Discussion & Conclusion

It was not surprising that Anki’s workload was significantly higher than Supermemo’s, but I was surprised that it wasn’t old card review that ate up the most time but new card learning. I was not surprised to see the poorer retention in Supermemo after the first experiment, but no less disappointed. Personally, I don’t think the decrease in workload is worth the hit to retention. I do SRS in the first place to be able to remember things for a long time, and it’s frustrating to have old cards show up and fail them. I have also felt that my retention is poor in Supermemo with my collection as a whole, even when I was doing final drill every day.

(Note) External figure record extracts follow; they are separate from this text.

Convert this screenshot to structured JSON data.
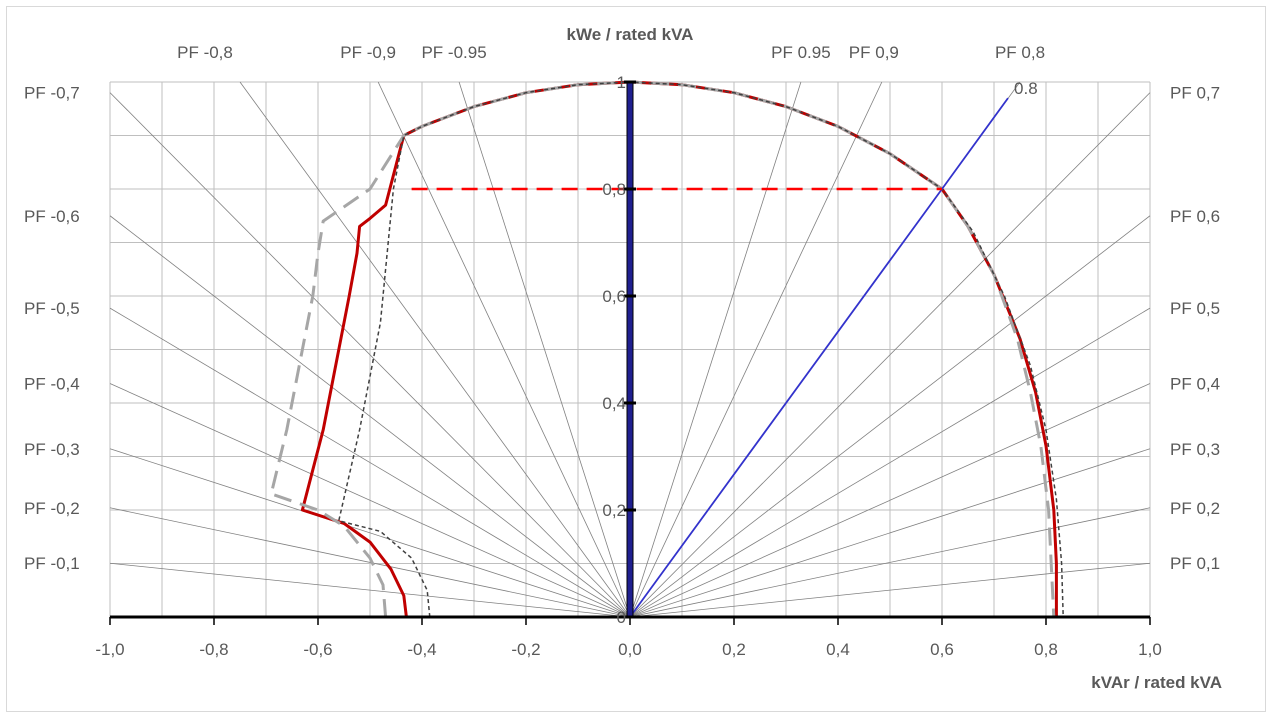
{
  "chart_data": {
    "type": "line",
    "title": "",
    "xlabel": "kVAr / rated kVA",
    "ylabel": "kWe / rated kVA",
    "xlim": [
      -1.0,
      1.0
    ],
    "ylim": [
      0,
      1
    ],
    "x_ticks": [
      "-1,0",
      "-0,8",
      "-0,6",
      "-0,4",
      "-0,2",
      "0,0",
      "0,2",
      "0,4",
      "0,6",
      "0,8",
      "1,0"
    ],
    "x_tick_values": [
      -1.0,
      -0.8,
      -0.6,
      -0.4,
      -0.2,
      0.0,
      0.2,
      0.4,
      0.6,
      0.8,
      1.0
    ],
    "y_ticks": [
      "0",
      "0,2",
      "0,4",
      "0,6",
      "0,8",
      "1"
    ],
    "y_tick_values": [
      0,
      0.2,
      0.4,
      0.6,
      0.8,
      1.0
    ],
    "grid": true,
    "pf_labels_left": [
      {
        "label": "PF -0,7",
        "pf": 0.7
      },
      {
        "label": "PF -0,6",
        "pf": 0.6
      },
      {
        "label": "PF -0,5",
        "pf": 0.5
      },
      {
        "label": "PF -0,4",
        "pf": 0.4
      },
      {
        "label": "PF -0,3",
        "pf": 0.3
      },
      {
        "label": "PF -0,2",
        "pf": 0.2
      },
      {
        "label": "PF -0,1",
        "pf": 0.1
      }
    ],
    "pf_labels_right": [
      {
        "label": "PF 0,7",
        "pf": 0.7
      },
      {
        "label": "PF 0,6",
        "pf": 0.6
      },
      {
        "label": "PF 0,5",
        "pf": 0.5
      },
      {
        "label": "PF 0,4",
        "pf": 0.4
      },
      {
        "label": "PF 0,3",
        "pf": 0.3
      },
      {
        "label": "PF 0,2",
        "pf": 0.2
      },
      {
        "label": "PF 0,1",
        "pf": 0.1
      }
    ],
    "pf_labels_top": [
      {
        "label": "PF -0,8",
        "pf": -0.8
      },
      {
        "label": "PF -0,9",
        "pf": -0.9
      },
      {
        "label": "PF -0.95",
        "pf": -0.95
      },
      {
        "label": "PF 0.95",
        "pf": 0.95
      },
      {
        "label": "PF 0,9",
        "pf": 0.9
      },
      {
        "label": "PF 0,8",
        "pf": 0.8
      }
    ],
    "pf_line_label": "0.8",
    "radial_pf_values": [
      -0.1,
      -0.2,
      -0.3,
      -0.4,
      -0.5,
      -0.6,
      -0.7,
      -0.8,
      -0.9,
      -0.95,
      0.95,
      0.9,
      0.8,
      0.7,
      0.6,
      0.5,
      0.4,
      0.3,
      0.2,
      0.1
    ],
    "series": [
      {
        "style": "solid",
        "color": "#c00000",
        "points": [
          [
            -0.43,
            0.0
          ],
          [
            -0.435,
            0.04
          ],
          [
            -0.46,
            0.09
          ],
          [
            -0.5,
            0.14
          ],
          [
            -0.55,
            0.175
          ],
          [
            -0.63,
            0.2
          ],
          [
            -0.59,
            0.35
          ],
          [
            -0.56,
            0.5
          ],
          [
            -0.54,
            0.6
          ],
          [
            -0.525,
            0.68
          ],
          [
            -0.52,
            0.73
          ],
          [
            -0.5,
            0.745
          ],
          [
            -0.47,
            0.77
          ],
          [
            -0.435,
            0.9
          ],
          [
            -0.4,
            0.917
          ],
          [
            -0.3,
            0.954
          ],
          [
            -0.2,
            0.98
          ],
          [
            -0.1,
            0.995
          ],
          [
            0.0,
            1.0
          ],
          [
            0.1,
            0.995
          ],
          [
            0.2,
            0.98
          ],
          [
            0.3,
            0.954
          ],
          [
            0.4,
            0.917
          ],
          [
            0.5,
            0.866
          ],
          [
            0.6,
            0.8
          ],
          [
            0.65,
            0.73
          ],
          [
            0.7,
            0.64
          ],
          [
            0.75,
            0.52
          ],
          [
            0.78,
            0.42
          ],
          [
            0.8,
            0.32
          ],
          [
            0.815,
            0.2
          ],
          [
            0.82,
            0.1
          ],
          [
            0.82,
            0.0
          ]
        ]
      },
      {
        "style": "dashed",
        "color": "#a6a6a6",
        "points": [
          [
            -0.47,
            0.0
          ],
          [
            -0.475,
            0.06
          ],
          [
            -0.5,
            0.11
          ],
          [
            -0.55,
            0.17
          ],
          [
            -0.6,
            0.2
          ],
          [
            -0.69,
            0.23
          ],
          [
            -0.66,
            0.35
          ],
          [
            -0.63,
            0.5
          ],
          [
            -0.61,
            0.6
          ],
          [
            -0.6,
            0.68
          ],
          [
            -0.59,
            0.74
          ],
          [
            -0.56,
            0.76
          ],
          [
            -0.5,
            0.8
          ],
          [
            -0.435,
            0.9
          ],
          [
            -0.4,
            0.917
          ],
          [
            -0.3,
            0.954
          ],
          [
            -0.2,
            0.98
          ],
          [
            -0.1,
            0.995
          ],
          [
            0.0,
            1.0
          ],
          [
            0.1,
            0.995
          ],
          [
            0.2,
            0.98
          ],
          [
            0.3,
            0.954
          ],
          [
            0.4,
            0.917
          ],
          [
            0.5,
            0.866
          ],
          [
            0.6,
            0.8
          ],
          [
            0.65,
            0.73
          ],
          [
            0.7,
            0.64
          ],
          [
            0.745,
            0.52
          ],
          [
            0.77,
            0.42
          ],
          [
            0.79,
            0.32
          ],
          [
            0.805,
            0.2
          ],
          [
            0.81,
            0.1
          ],
          [
            0.815,
            0.0
          ]
        ]
      },
      {
        "style": "dotted",
        "color": "#404040",
        "points": [
          [
            -0.385,
            0.0
          ],
          [
            -0.39,
            0.05
          ],
          [
            -0.42,
            0.11
          ],
          [
            -0.48,
            0.16
          ],
          [
            -0.56,
            0.18
          ],
          [
            -0.52,
            0.35
          ],
          [
            -0.48,
            0.55
          ],
          [
            -0.465,
            0.7
          ],
          [
            -0.455,
            0.8
          ],
          [
            -0.435,
            0.9
          ],
          [
            -0.4,
            0.917
          ],
          [
            -0.3,
            0.954
          ],
          [
            -0.2,
            0.98
          ],
          [
            -0.1,
            0.995
          ],
          [
            0.0,
            1.0
          ],
          [
            0.1,
            0.995
          ],
          [
            0.2,
            0.98
          ],
          [
            0.3,
            0.954
          ],
          [
            0.4,
            0.917
          ],
          [
            0.5,
            0.866
          ],
          [
            0.6,
            0.8
          ],
          [
            0.66,
            0.72
          ],
          [
            0.72,
            0.6
          ],
          [
            0.77,
            0.47
          ],
          [
            0.8,
            0.35
          ],
          [
            0.82,
            0.22
          ],
          [
            0.83,
            0.1
          ],
          [
            0.833,
            0.0
          ]
        ]
      },
      {
        "style": "solid",
        "color": "#3333cc",
        "points": [
          [
            0.0,
            0.0
          ],
          [
            0.6,
            0.8
          ],
          [
            0.727,
            0.97
          ]
        ]
      }
    ],
    "reference_line": {
      "y": 0.8,
      "x_from": -0.42,
      "x_to": 0.6,
      "color": "#ff0000",
      "style": "dashed"
    }
  }
}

The intervals are just too long for me and my brain, and haven’t adjusted enough in the time I’ve been using it. Maybe things would have been different if I wasn’t learning new items for the first time within the SRSes (which, yes, I know, is not recommended, but for isolated and pretty simple vocabulary that contains many cognates I think it works well enough).

I feel even more confident in my decision to stick with Anki now. I might use Supermemo for incremental reading (unless I can find an alternative I like as much, stay tuned for an article on that) but do my distilled end-product Q&A cards in Anki.

On a tragically hilarious note: Honestly, I intended to continue this experiment for much longer, but despite my daily Supermemo backups, one day it failed to load my collection, and the backup was also corrupted. The next most recent backup, which should have been the previous day, was somehow over a month earlier. I’m not sure what I did wrong, but it kind of put the kibosh on my entire flirtation with Supermemo, and I took it as a sign that it was time to give up. It’s just too buggy, too frustrating to work with, and not rewarding enough to use. Happy studies!